I am working on a project where we have a kernel module that allocates memory using kmalloc()
, and maps it to userspace using remap_pfn_range()
. In remap_pfn_range()
the vm_area_structs has its vm_flags field set to VM_IO | VM_PFNMAP
(as well as some other flags that seem irrelevant to my problem). When I call sendmsg()
using the address returned by our mmap()
implementation (which is where the remap_pfn_range()
call happens) the sendmsg()
call fails with errno EFAULT
.
I have tracked down the location in the kernel where -EFAULT is first returned, it happens in check_vma_flags()
in mm/gup.c
, the problem is that the above mentioned flags are set in the vm_area_struct
:
static int check_vma_flags(struct vm_area_struct *vma, unsigned long gup_flags)
{
vm_flags_t vm_flags = vma->vm_flags;
int write = (gup_flags & FOLL_WRITE);
int foreign = (gup_flags & FOLL_REMOTE);
if (vm_flags & (VM_IO | VM_PFNMAP))
return -EFAULT; // <= This error propagates all the way back to userspace.
For background, the allocated memory is shared between the CPU and an FPGA in a Cyclone V SOC-FPGA. The FPGA writes the bulk of the data to the buffers and requires the memory to be physically contiguous. We are currently using v5.3-rc8 of the linux kernel.
The memory mapping works well for regular send()
calls without any attempts at zero-copy, but now we need to improve the network transmission speed for our data. In investigating the zero-copy mode for sendmsg()
we have observed up to 50% improvements in data transfer rate, when we are using regular userspace allocated memory through malloc()
.
I have tried unsetting the vm_area_struct.vm_flags
bits that correspond to VM_IO
and VM_PFNMAP
after the call to remap_pfn_range()
. This results in sendmsg()
actually "succeeding", the syscall returns the size of the buffer that I wished to send. However, no data arrives on the client side. Also, when I reboot the kernel, there are a lot of errors printed on the serial console.
I don't expect what I did to be the correct way to do this. I have to assume that the vm_flags
are set for a very good reason, and there are no conditions in remap_pfn_range()
that would prevent the flags from being set.
Hence, my question in the title: Is there a way to map memory obtained form kmalloc()

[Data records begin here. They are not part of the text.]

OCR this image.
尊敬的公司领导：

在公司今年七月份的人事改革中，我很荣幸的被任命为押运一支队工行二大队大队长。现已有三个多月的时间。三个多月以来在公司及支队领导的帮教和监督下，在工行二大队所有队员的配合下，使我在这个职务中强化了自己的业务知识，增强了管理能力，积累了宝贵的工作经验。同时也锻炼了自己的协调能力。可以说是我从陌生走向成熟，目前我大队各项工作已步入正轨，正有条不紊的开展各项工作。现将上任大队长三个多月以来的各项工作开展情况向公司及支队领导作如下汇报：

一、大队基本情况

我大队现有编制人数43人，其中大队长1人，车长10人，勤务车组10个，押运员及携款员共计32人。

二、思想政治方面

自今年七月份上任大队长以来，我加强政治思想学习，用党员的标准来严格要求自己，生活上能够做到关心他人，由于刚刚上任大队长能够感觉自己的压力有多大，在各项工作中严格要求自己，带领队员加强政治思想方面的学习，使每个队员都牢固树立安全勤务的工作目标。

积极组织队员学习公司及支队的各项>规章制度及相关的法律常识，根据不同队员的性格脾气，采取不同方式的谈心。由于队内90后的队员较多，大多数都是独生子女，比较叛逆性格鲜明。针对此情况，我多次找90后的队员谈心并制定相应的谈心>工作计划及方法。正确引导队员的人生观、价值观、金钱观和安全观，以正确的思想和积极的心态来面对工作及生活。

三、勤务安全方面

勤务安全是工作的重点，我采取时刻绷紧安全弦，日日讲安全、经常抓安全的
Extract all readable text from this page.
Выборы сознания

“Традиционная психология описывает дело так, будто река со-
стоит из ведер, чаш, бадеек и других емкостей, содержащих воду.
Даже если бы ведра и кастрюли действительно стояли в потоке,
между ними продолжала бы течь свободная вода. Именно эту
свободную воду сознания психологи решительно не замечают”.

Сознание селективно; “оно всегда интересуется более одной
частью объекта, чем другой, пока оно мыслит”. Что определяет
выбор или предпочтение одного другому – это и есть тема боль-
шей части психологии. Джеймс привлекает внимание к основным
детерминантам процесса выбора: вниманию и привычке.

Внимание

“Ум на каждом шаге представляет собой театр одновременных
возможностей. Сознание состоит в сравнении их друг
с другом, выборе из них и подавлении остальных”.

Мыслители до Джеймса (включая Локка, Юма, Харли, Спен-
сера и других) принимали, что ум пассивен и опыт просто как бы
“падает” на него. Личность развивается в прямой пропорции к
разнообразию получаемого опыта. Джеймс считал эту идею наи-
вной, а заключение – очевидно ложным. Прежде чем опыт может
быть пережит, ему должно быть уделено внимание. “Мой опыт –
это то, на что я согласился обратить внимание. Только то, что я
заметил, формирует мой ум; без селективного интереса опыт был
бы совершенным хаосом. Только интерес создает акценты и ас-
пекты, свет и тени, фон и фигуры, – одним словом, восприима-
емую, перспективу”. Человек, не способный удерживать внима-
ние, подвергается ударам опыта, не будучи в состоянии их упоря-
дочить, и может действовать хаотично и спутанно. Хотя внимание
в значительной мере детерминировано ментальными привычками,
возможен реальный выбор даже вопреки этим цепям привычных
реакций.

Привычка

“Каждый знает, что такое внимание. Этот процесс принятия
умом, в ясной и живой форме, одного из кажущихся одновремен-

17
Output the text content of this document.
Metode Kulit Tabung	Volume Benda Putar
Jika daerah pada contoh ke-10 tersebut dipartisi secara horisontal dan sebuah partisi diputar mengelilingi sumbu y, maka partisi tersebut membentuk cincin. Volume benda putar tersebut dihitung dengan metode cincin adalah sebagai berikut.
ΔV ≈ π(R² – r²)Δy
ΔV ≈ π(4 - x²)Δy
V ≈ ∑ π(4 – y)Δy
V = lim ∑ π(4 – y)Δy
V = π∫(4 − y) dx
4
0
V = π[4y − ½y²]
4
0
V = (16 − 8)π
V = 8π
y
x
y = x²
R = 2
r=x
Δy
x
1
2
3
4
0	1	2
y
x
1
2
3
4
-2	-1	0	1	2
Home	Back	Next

to userspace such that it can be passed to sendmsg()
with MSG_ZEROCOPY
?
Update: I see that there have been a few posts regarding this subject already:
Zero-copy user-space TCP send of dma_mmap_coherent() mapped memory
Map physical memory to userspace as normal, struct page backed mapping
I will try the suggested answers from those posts and report back here.
I have managed to implement a solution similar to what is described in steps 3 and 4 of Map physical memory to userspace as normal, struct page backed mapping.
My fault handler looks like this
vm_fault_t vm_fault(struct vm_fault* vmf)
{
unsigned long pos = vmf->vma->vm_pgoff / NPAGES;
unsigned long offset = vmf->address - vmf->vma->vm_start;
// Have to make the address-to-page translation manually, for unknown
// reasons virt_to_page causes bus error when userspace writes to the
// memory.
unsigned long physaddr = __pa(memory_list[pos].kmalloc_area) + offset;
unsigned long pfn = physaddr >> PAGE_SHIFT;
struct page* page = pfn_to_page(pfn);
// Increment refcount to page.
get_page(page);
return vmf_insert_page(vmf->vma, vmf->address, page);
}
and my mmap()
implementation
static int mmap_mmap(struct file* filp, struct vm_area_struct* vma)
{
// Do not map to userspace using remap_pfn_range(), since it those mappings
// are incompatible with zero-copy for the sendmsg() syscall (due to the
// VM_IO and VM_PFNMAP flags). Instead set up mapping using the fault handler.
vma->vm_ops = &imageaccess_vm_operations;
vma->vm_flags |= VM_MIXEDMAP; // Must be set, or else vmf_insert_page() will fail.
return 0;
}
I have not figured out why virt_to_page()
does not seem to work, if anyone has an idea, feel free to comment. This implementation works in any case.